Additionally, many sites that are otherwise technically accessible to disabled individuals may not meet generally recognized accessibility standards. For example, compliance with the World Wide Web Consortium’s Web Content Accessibility Guidelines 2.0 (WCAG 2.0) are considered by many groups to be the true means of ensuring website accessibility. The US Department of Justice has indicated an intention to adopt WCAG 2.0 as part of future rulemaking, and includes upgrades to WCAG 2.0 compliance as a standard term in enforcement action settlements. Department of Justice technical guidelines concerning how websites should comply with the ADA, expected to require WCAG 2.0 compliance, have been delayed until 2018. Despite the lack of formal guidance, plaintiffs have attempted to use non-compliance with WCAG 2.0, regardless of actual inaccessibility, as a basis for private ADA actions.

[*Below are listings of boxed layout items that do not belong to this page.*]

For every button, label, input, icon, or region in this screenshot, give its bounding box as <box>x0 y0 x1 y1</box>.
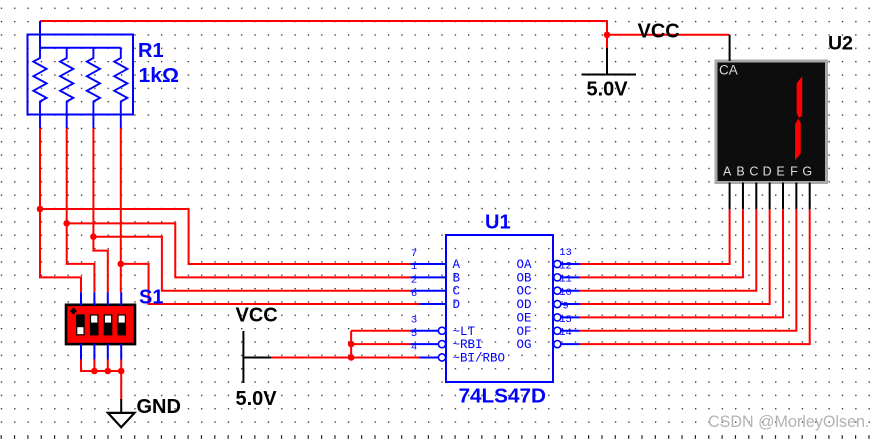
switch S1 slider 4 <box>117 314 126 335</box>
svg-text:CA: CA <box>719 63 738 78</box>
svg-text:B: B <box>736 165 744 179</box>
switch S1 top pin 1 <box>80 292 82 305</box>
wire OG to display G <box>580 209 810 344</box>
switch S1 top pin 4 <box>120 292 122 305</box>
resistor R1 box <box>28 35 134 115</box>
svg-text:C: C <box>453 285 461 299</box>
svg-text:3: 3 <box>411 315 417 327</box>
svg-text:D: D <box>763 165 772 179</box>
wire column1 drop to S1 pin1 <box>40 128 81 292</box>
svg-text:OC: OC <box>517 285 532 299</box>
U1 input stub A <box>411 263 447 265</box>
svg-text:GND: GND <box>137 396 181 418</box>
display U2 pin CA <box>729 35 731 61</box>
switch S1 slider 2 <box>90 314 99 335</box>
svg-text:OF: OF <box>517 325 532 339</box>
svg-text:4: 4 <box>411 341 417 353</box>
sheet bottom boundary ticks <box>1 435 870 439</box>
junction VCC top <box>604 32 611 39</box>
wire VCC top horizontal <box>40 20 607 22</box>
svg-text:2: 2 <box>411 275 417 287</box>
wire VCC to display CA <box>607 34 730 36</box>
U1 input stub B <box>411 276 447 278</box>
junction node4 <box>118 261 125 268</box>
svg-text:7: 7 <box>411 248 417 260</box>
wire column2 drop to S1 pin2 <box>67 128 95 292</box>
svg-text:1kΩ: 1kΩ <box>139 65 180 87</box>
wire OD to display D <box>580 209 770 304</box>
display U2 pin C <box>755 183 757 210</box>
wire VCC2 to U1 ~BI/RBO <box>271 356 420 358</box>
U1 input stub ~BI <box>420 356 439 358</box>
wire node3 to U1 pin C <box>93 237 410 291</box>
U1 output stub OF <box>561 330 580 332</box>
svg-text:A: A <box>453 258 461 272</box>
svg-text:5.0V: 5.0V <box>236 388 278 410</box>
svg-text:15: 15 <box>559 314 572 326</box>
svg-text:VCC: VCC <box>638 21 680 43</box>
wire node2 to U1 pin B <box>67 223 411 277</box>
U1 output stub OG <box>561 343 580 345</box>
switch S1 bottom pin 2 <box>93 344 95 360</box>
wire to U1 ~LT <box>351 330 410 332</box>
display U2 pin B <box>742 183 744 210</box>
svg-text:U2: U2 <box>828 33 853 55</box>
svg-text:F: F <box>790 165 798 179</box>
U1 input stub ~RBI <box>411 343 439 345</box>
wire R1 common bus <box>40 47 121 49</box>
wire to U1 ~RBI <box>351 343 410 345</box>
ground <box>120 399 122 413</box>
U1 output stub OC <box>561 290 580 292</box>
svg-text:S1: S1 <box>139 287 163 309</box>
svg-text:6: 6 <box>411 288 417 300</box>
display U2 pin D <box>769 183 771 210</box>
switch S1 bottom pin 4 <box>120 344 122 360</box>
display U2 body <box>716 61 827 183</box>
resistor R1 element 2 <box>60 48 73 128</box>
resistor R1 element 3 <box>87 48 100 128</box>
junction ground bus 3 <box>118 368 125 375</box>
svg-text:13: 13 <box>559 247 572 259</box>
svg-text:R1: R1 <box>138 40 164 62</box>
U1 output stub OA <box>561 263 580 265</box>
svg-text:B: B <box>453 271 461 285</box>
display U2 pin E <box>782 183 784 210</box>
resistor R1 element 1 <box>33 48 46 128</box>
switch S1 slider 3 <box>104 314 113 335</box>
wire column3 drop to S1 pin3 <box>93 128 107 292</box>
wire OC to display C <box>580 209 757 290</box>
svg-text:~LT: ~LT <box>453 325 476 339</box>
display U2 pin A <box>729 183 731 210</box>
display U2 segment B lit <box>797 76 803 118</box>
display U2 segment C lit <box>795 119 801 161</box>
wire S1 bottom pin 6 drop <box>93 360 95 372</box>
wire ground bus to GND <box>120 371 122 400</box>
display U2 pin F <box>795 183 797 210</box>
switch S1 bottom pin 3 <box>107 344 109 360</box>
wire OA to display A <box>580 209 730 264</box>
svg-text:G: G <box>802 165 812 179</box>
power VCC 5.0V symbol left <box>243 356 271 358</box>
svg-text:74LS47D: 74LS47D <box>459 386 547 408</box>
svg-text:~RBI: ~RBI <box>453 338 483 352</box>
U1 output stub OE <box>561 316 580 318</box>
wire S1 bottom pin 7 drop <box>107 360 109 372</box>
wire column4 drop to S1 pin4 <box>120 128 122 292</box>
svg-text:~BI/RBO: ~BI/RBO <box>453 351 506 365</box>
svg-text:U1: U1 <box>485 212 511 234</box>
svg-text:OE: OE <box>517 311 532 325</box>
switch S1 pin1 mark <box>70 307 77 314</box>
wire node4 to U1 pin D <box>121 264 420 304</box>
junction node3 <box>90 233 97 240</box>
wire VCC drop at x607 <box>606 20 608 48</box>
svg-text:5: 5 <box>411 328 417 340</box>
svg-text:11: 11 <box>559 274 572 286</box>
power VCC U2 supply 5.0V symbol <box>606 48 608 75</box>
U1 output stub OB <box>561 276 580 278</box>
switch S1 body <box>66 305 135 344</box>
U1 input stub C <box>411 290 447 292</box>
switch S1 top pin 2 <box>93 292 95 305</box>
display U2 pin G <box>809 183 811 210</box>
svg-text:1: 1 <box>411 261 417 273</box>
svg-text:C: C <box>749 165 758 179</box>
svg-text:OD: OD <box>517 298 532 312</box>
svg-text:CSDN @MorleyOlsen.: CSDN @MorleyOlsen. <box>708 413 870 431</box>
switch S1 bottom pin 1 <box>80 344 82 360</box>
svg-text:VCC: VCC <box>236 305 278 327</box>
svg-text:D: D <box>453 298 461 312</box>
U1 input stub ~LT <box>411 330 439 332</box>
svg-text:5.0V: 5.0V <box>587 79 629 101</box>
wire VCC2 riser <box>350 331 352 358</box>
wire S1 pin5 to ground bus <box>81 360 121 372</box>
wire OF to display F <box>580 209 797 330</box>
svg-text:9: 9 <box>562 300 568 312</box>
junction VCC2 corner <box>348 354 355 361</box>
junction ground bus 2 <box>105 368 112 375</box>
svg-text:14: 14 <box>559 327 572 339</box>
junction node1 <box>37 206 44 213</box>
svg-text:10: 10 <box>559 287 572 299</box>
svg-text:A: A <box>723 165 732 179</box>
junction node2 <box>63 220 70 227</box>
junction ground bus 1 <box>91 368 98 375</box>
svg-text:OG: OG <box>517 338 532 352</box>
junction VCC2 RBI tap <box>348 341 355 348</box>
svg-text:OA: OA <box>517 258 533 272</box>
wire S1 bottom pin 8 drop <box>120 360 122 372</box>
resistor R1 element 4 <box>114 48 127 128</box>
switch S1 slider 1 <box>76 314 85 335</box>
U1 output stub OD <box>561 303 580 305</box>
svg-text:12: 12 <box>559 260 572 272</box>
wire R1 top lead <box>39 21 41 48</box>
svg-text:OB: OB <box>517 271 533 285</box>
switch S1 top pin 3 <box>107 292 109 305</box>
wire OE to display E <box>580 209 784 317</box>
wire node1 to U1 pin A <box>40 209 411 264</box>
op-amp U1 74LS47D box <box>446 235 553 382</box>
wire OB to display B <box>580 209 743 277</box>
svg-text:E: E <box>776 165 784 179</box>
U1 input stub D <box>420 303 447 305</box>
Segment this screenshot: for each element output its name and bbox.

The lack of guidance on website compliance and the relative ease in identifying inaccessible sites has led to the proliferation of class action enforcement suits on the part of private individuals. In 2016 alone, multiple lawsuits have been filed including, but not limited to, suits against Domino’s Pizza, Potbelly Sandwich Works, Reebok, Panera Bread, and AMC Theatres, alleging that some or all of the companies’ websites are inaccessible to the blind. These companies represent a small fraction of the approximately 250 companies that have faced website accessibility lawsuits over the past year. These suits, driven in large part by the relatively quick and easy settlements that plaintiffs’ counsel have been able to obtain, expose companies to damages, potentially costly litigation, and injunctive actions and are red flags to Department of Justice officials tasked with enforcing the ADA. While these suits have largely focused on companies offering consumer goods and as these websites are brought into compliance, plaintiffs have expanded their scope to target telecommunication providers and financial service companies. 


The large number of ADA website accessibility lawsuits recently filed illustrates the potential risks that any company offering “a place of public accommodation” online faces. The steady source of attorneys’ fees these suits provide to plaintiffs’ counsel and the relative ease with which allegedly offending sites can be identified makes it likely that these actions will continue to be filed. As large companies bring their sites into compliance, either voluntarily or following legal action, plaintiffs may begin to focus on smaller online retailers or mobile applications. Accordingly, it is important to understand the need for ADA compliance and the pitfalls posed by non-compliance in an effort to limit the risk of potential litigation.